Despite accusations from people who probably didn’t see the film, Paul Greengrass’s Green Zone managed to explore the WMD issue without becoming a political film. I can’t say the same for Doug Liman’s Fair Game, although despite the presence of outspoken activist Sean Penn (whose own extra-textual persona unfortunately distracts from what’s really a very wonderful performance during a patriotic speech at the movie’s finale), the director approaches what became a hotly politicized story about as apolitically as could be possible. Liman doesn’t engage in any of the games of speculation so popular among media pundits on both sides about how high up in the administration the decision to expose an undercover CIA operative went. Instead he sticks to the non-controversial official version of the facts, laying the blame squarely on the shoulders of the only person convicted of a crime in the matter, I. Lewis “Scooter” Libby, and self-confessed State Department source Richard Armitage.

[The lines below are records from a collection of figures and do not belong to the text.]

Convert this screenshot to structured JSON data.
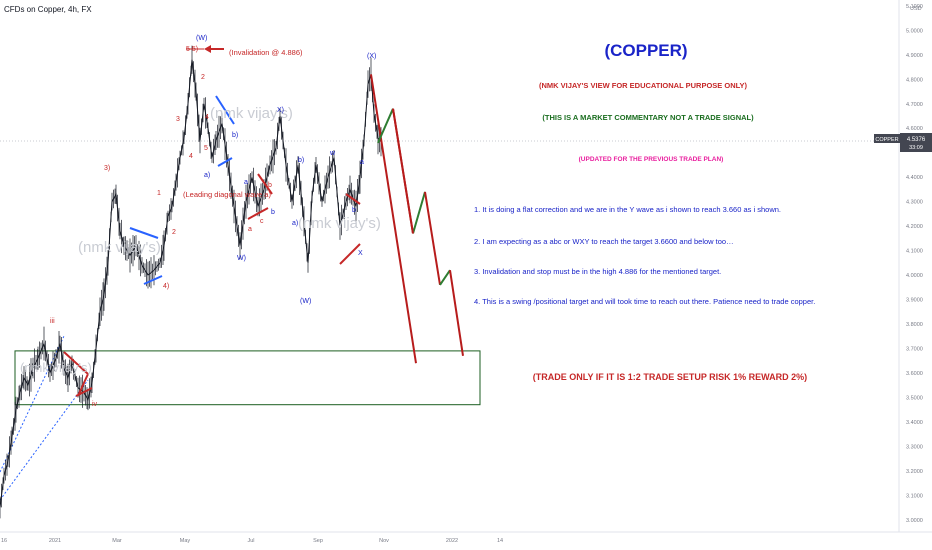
{
  "header": {
    "symbol_title": "CFDs on Copper, 4h, FX"
  },
  "price_axis": {
    "currency": "USD",
    "ticks": [
      "5.1000",
      "5.0000",
      "4.9000",
      "4.8000",
      "4.7000",
      "4.6000",
      "4.4000",
      "4.3000",
      "4.2000",
      "4.1000",
      "4.0000",
      "3.9000",
      "3.8000",
      "3.7000",
      "3.6000",
      "3.5000",
      "3.4000",
      "3.3000",
      "3.2000",
      "3.1000",
      "3.0000"
    ],
    "current_price_label": "COPPER",
    "current_price": "4.5376",
    "countdown": "33:09",
    "current_price_color": "#434651"
  },
  "time_axis": {
    "labels": [
      "16",
      "2021",
      "Mar",
      "May",
      "Jul",
      "Sep",
      "Nov",
      "2022",
      "14"
    ]
  },
  "texts": {
    "title": "(COPPER)",
    "disclaimer_1": "(NMK VIJAY'S VIEW FOR EDUCATIONAL PURPOSE ONLY)",
    "disclaimer_2": "(THIS IS A MARKET COMMENTARY NOT A TRADE SIGNAL)",
    "updated_note": "(UPDATED FOR THE PREVIOUS TRADE PLAN)",
    "point_1": "1. It is doing a flat correction and we are in the Y wave as i shown to reach 3.660 as i shown.",
    "point_2": "2. I am expecting as a abc or WXY to reach the target 3.6600 and below too…",
    "point_3": "3. Invalidation and stop must be in the high 4.886 for the mentioned target.",
    "point_4": "4. This is a swing /positional target and will took time to reach out there. Patience need to trade copper.",
    "trade_note": "(TRADE ONLY IF IT IS 1:2 TRADE SETUP RISK 1% REWARD 2%)",
    "invalidation": "(Invalidation @ 4.886)",
    "leading_diagonal": "(Leading diagonal wave a)",
    "watermark_1": "(nmk vijay's)",
    "watermark_2": "(nmk vijay's)",
    "watermark_3": "(nmk vijay's)",
    "watermark_4": "(nmk vijay's)"
  },
  "wave_labels": {
    "W_top": "(W)",
    "five_five": "5 5)",
    "three_paren": "3)",
    "four_paren": "4)",
    "one": "1",
    "two": "2",
    "three": "3",
    "four": "4",
    "five": "5",
    "a_small": "a)",
    "b_small": "b)",
    "x_small": "X)",
    "w_close": "W)",
    "a_red": "a",
    "b_red": "b",
    "c_red": "c",
    "a_blue": "a",
    "b_blue": "b",
    "b_paren2": "b)",
    "a_paren2": "a)",
    "w_lower": "w",
    "W_bottom": "(W)",
    "x_top": "(X)",
    "a_blue2": "a",
    "b_blue2": "b",
    "x_blue": "X",
    "iii": "iii",
    "iv": "iv",
    "one_small": "1",
    "three_small": "3",
    "four_small": "4",
    "two_small": "2"
  },
  "colors": {
    "blue_text": "#1a24c8",
    "red_text": "#c62828",
    "green_text": "#1b6e20",
    "magenta_text": "#e91e9e",
    "bearish_projection": "#b71c1c",
    "bullish_projection": "#2e7d32",
    "target_box": "#1b5e20"
  },
  "chart_data": {
    "type": "line",
    "title": "CFDs on Copper, 4h, FX",
    "xlabel": "",
    "ylabel": "",
    "ylim": [
      2.95,
      5.12
    ],
    "x_labels": [
      "16",
      "2021",
      "Mar",
      "May",
      "Jul",
      "Sep",
      "Nov",
      "2022",
      "14"
    ],
    "series": [
      {
        "values_note": "",
        "values": [
          [
            0,
            3.05
          ],
          [
            4,
            3.18
          ],
          [
            8,
            3.24
          ],
          [
            12,
            3.34
          ],
          [
            16,
            3.45
          ],
          [
            20,
            3.52
          ],
          [
            24,
            3.58
          ],
          [
            28,
            3.55
          ],
          [
            33,
            3.62
          ],
          [
            38,
            3.66
          ],
          [
            44,
            3.72
          ],
          [
            50,
            3.6
          ],
          [
            56,
            3.66
          ],
          [
            60,
            3.72
          ],
          [
            64,
            3.62
          ],
          [
            68,
            3.58
          ],
          [
            72,
            3.64
          ],
          [
            78,
            3.54
          ],
          [
            84,
            3.52
          ],
          [
            88,
            3.49
          ],
          [
            92,
            3.56
          ],
          [
            96,
            3.7
          ],
          [
            100,
            3.85
          ],
          [
            104,
            3.92
          ],
          [
            108,
            4.05
          ],
          [
            112,
            4.3
          ],
          [
            116,
            4.33
          ],
          [
            120,
            4.18
          ],
          [
            124,
            4.12
          ],
          [
            130,
            4.08
          ],
          [
            136,
            4.12
          ],
          [
            142,
            4.04
          ],
          [
            148,
            4.0
          ],
          [
            154,
            4.02
          ],
          [
            160,
            4.05
          ],
          [
            164,
            4.12
          ],
          [
            168,
            4.24
          ],
          [
            172,
            4.28
          ],
          [
            176,
            4.38
          ],
          [
            180,
            4.48
          ],
          [
            184,
            4.56
          ],
          [
            188,
            4.7
          ],
          [
            192,
            4.88
          ],
          [
            196,
            4.75
          ],
          [
            200,
            4.55
          ],
          [
            204,
            4.7
          ],
          [
            208,
            4.6
          ],
          [
            212,
            4.48
          ],
          [
            216,
            4.55
          ],
          [
            222,
            4.62
          ],
          [
            228,
            4.45
          ],
          [
            234,
            4.28
          ],
          [
            240,
            4.12
          ],
          [
            246,
            4.3
          ],
          [
            252,
            4.4
          ],
          [
            258,
            4.28
          ],
          [
            264,
            4.35
          ],
          [
            270,
            4.45
          ],
          [
            276,
            4.52
          ],
          [
            280,
            4.65
          ],
          [
            286,
            4.45
          ],
          [
            292,
            4.3
          ],
          [
            298,
            4.45
          ],
          [
            304,
            4.22
          ],
          [
            308,
            4.05
          ],
          [
            312,
            4.32
          ],
          [
            316,
            4.45
          ],
          [
            322,
            4.3
          ],
          [
            328,
            4.4
          ],
          [
            334,
            4.48
          ],
          [
            340,
            4.2
          ],
          [
            346,
            4.3
          ],
          [
            350,
            4.35
          ],
          [
            356,
            4.28
          ],
          [
            360,
            4.4
          ],
          [
            364,
            4.55
          ],
          [
            368,
            4.78
          ],
          [
            371,
            4.82
          ],
          [
            374,
            4.66
          ],
          [
            378,
            4.56
          ],
          [
            382,
            4.54
          ]
        ]
      }
    ],
    "projections": [
      {
        "color": "red",
        "points": [
          [
            371,
            4.82
          ],
          [
            416,
            3.64
          ]
        ]
      },
      {
        "color": "green",
        "points": [
          [
            378,
            4.54
          ],
          [
            393,
            4.68
          ],
          [
            413,
            4.17
          ],
          [
            425,
            4.34
          ],
          [
            440,
            3.96
          ],
          [
            450,
            4.02
          ],
          [
            463,
            3.67
          ]
        ]
      },
      {
        "color": "red_tail",
        "points": [
          [
            393,
            4.68
          ],
          [
            413,
            4.17
          ]
        ]
      }
    ],
    "target_zone": {
      "low": 3.47,
      "high": 3.69
    }
  }
}
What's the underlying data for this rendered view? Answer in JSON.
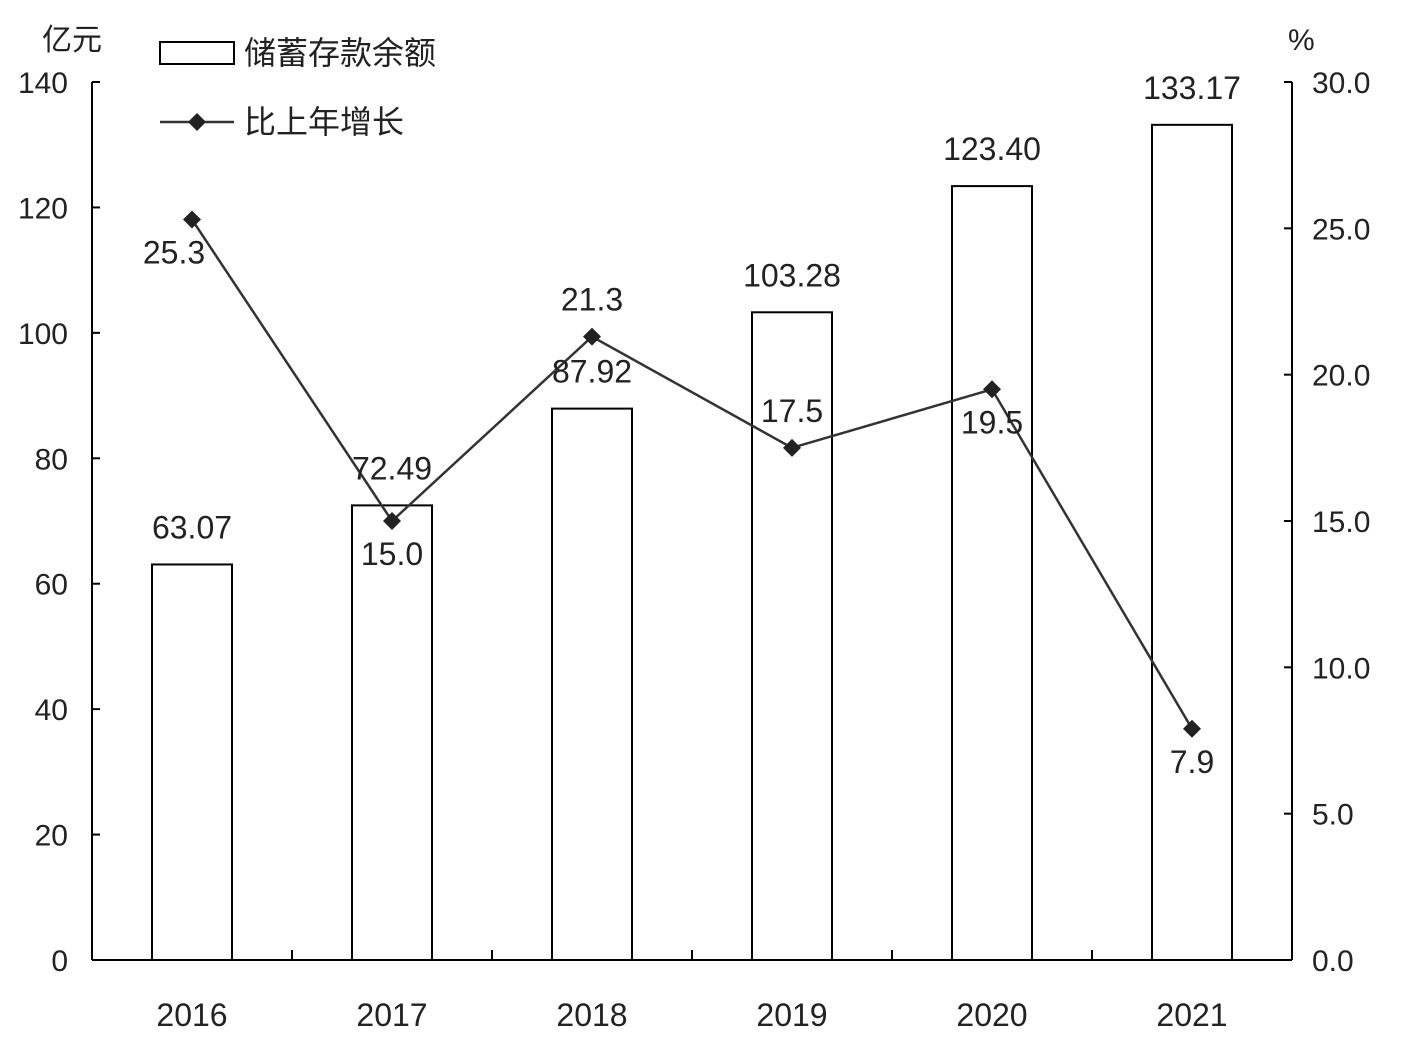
{
  "chart_data": {
    "type": "bar",
    "title": "",
    "categories": [
      "2016",
      "2017",
      "2018",
      "2019",
      "2020",
      "2021"
    ],
    "series": [
      {
        "name": "储蓄存款余额",
        "type": "bar",
        "axis": "left",
        "values": [
          63.07,
          72.49,
          87.92,
          103.28,
          123.4,
          133.17
        ],
        "labels": [
          "63.07",
          "72.49",
          "87.92",
          "103.28",
          "123.40",
          "133.17"
        ]
      },
      {
        "name": "比上年增长",
        "type": "line",
        "axis": "right",
        "marker": "diamond",
        "values": [
          25.3,
          15.0,
          21.3,
          17.5,
          19.5,
          7.9
        ],
        "labels": [
          "25.3",
          "15.0",
          "21.3",
          "17.5",
          "19.5",
          "7.9"
        ]
      }
    ],
    "y_left": {
      "unit": "亿元",
      "ylim": [
        0,
        140
      ],
      "ticks": [
        "0",
        "20",
        "40",
        "60",
        "80",
        "100",
        "120",
        "140"
      ]
    },
    "y_right": {
      "unit": "%",
      "ylim": [
        0,
        30
      ],
      "ticks": [
        "0.0",
        "5.0",
        "10.0",
        "15.0",
        "20.0",
        "25.0",
        "30.0"
      ]
    },
    "grid": false,
    "legend_position": "top-left",
    "colors": {
      "bar_fill": "#ffffff",
      "bar_stroke": "#000000",
      "line": "#333333",
      "axis": "#000000"
    }
  }
}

Libby is the only key figure in the Administration portrayed with any substantial screen time by an actor. The only time we ever see the President or the Vice President, it’s done using actual TV footage from the time–not cut into the movie directly, but playing on televisions in the scenes. It’s a tricky approach that could have gone wrong, but it works. Having lived through this little bit of history so recently, I also found it neat to see Liman’s interpretation of what went on behind the scenes of those well-known soundbites. He gives the feeling of filling in the blanks, which works well. In a bold move, he solidifies that approach by ending with footage of the real Valerie Plame testifying before Congress instead of Watts. It’s a jarring move, but Liman pulls it off and it serves as a good reminder that this sort of intrigue really happens, and isn't just the realm of Le Carré and his ilk.
Fair Game is an excellent movie that doesn’t dwell on the political debate fueled by the events depicted, but instead delivers an incredibly satisfying spy story and family drama. The lead actors turn in excellent performances that should be recognized come awards season, but ultimately what this movie will be remembered for in the annals of spy film history is the way Doug Liman (aided by John Powell) brazenly redefines the backroom intrigue of the Serious side of the genre. Fair Game is to Serious spy movies what the Bourne films proved to be to Action ones.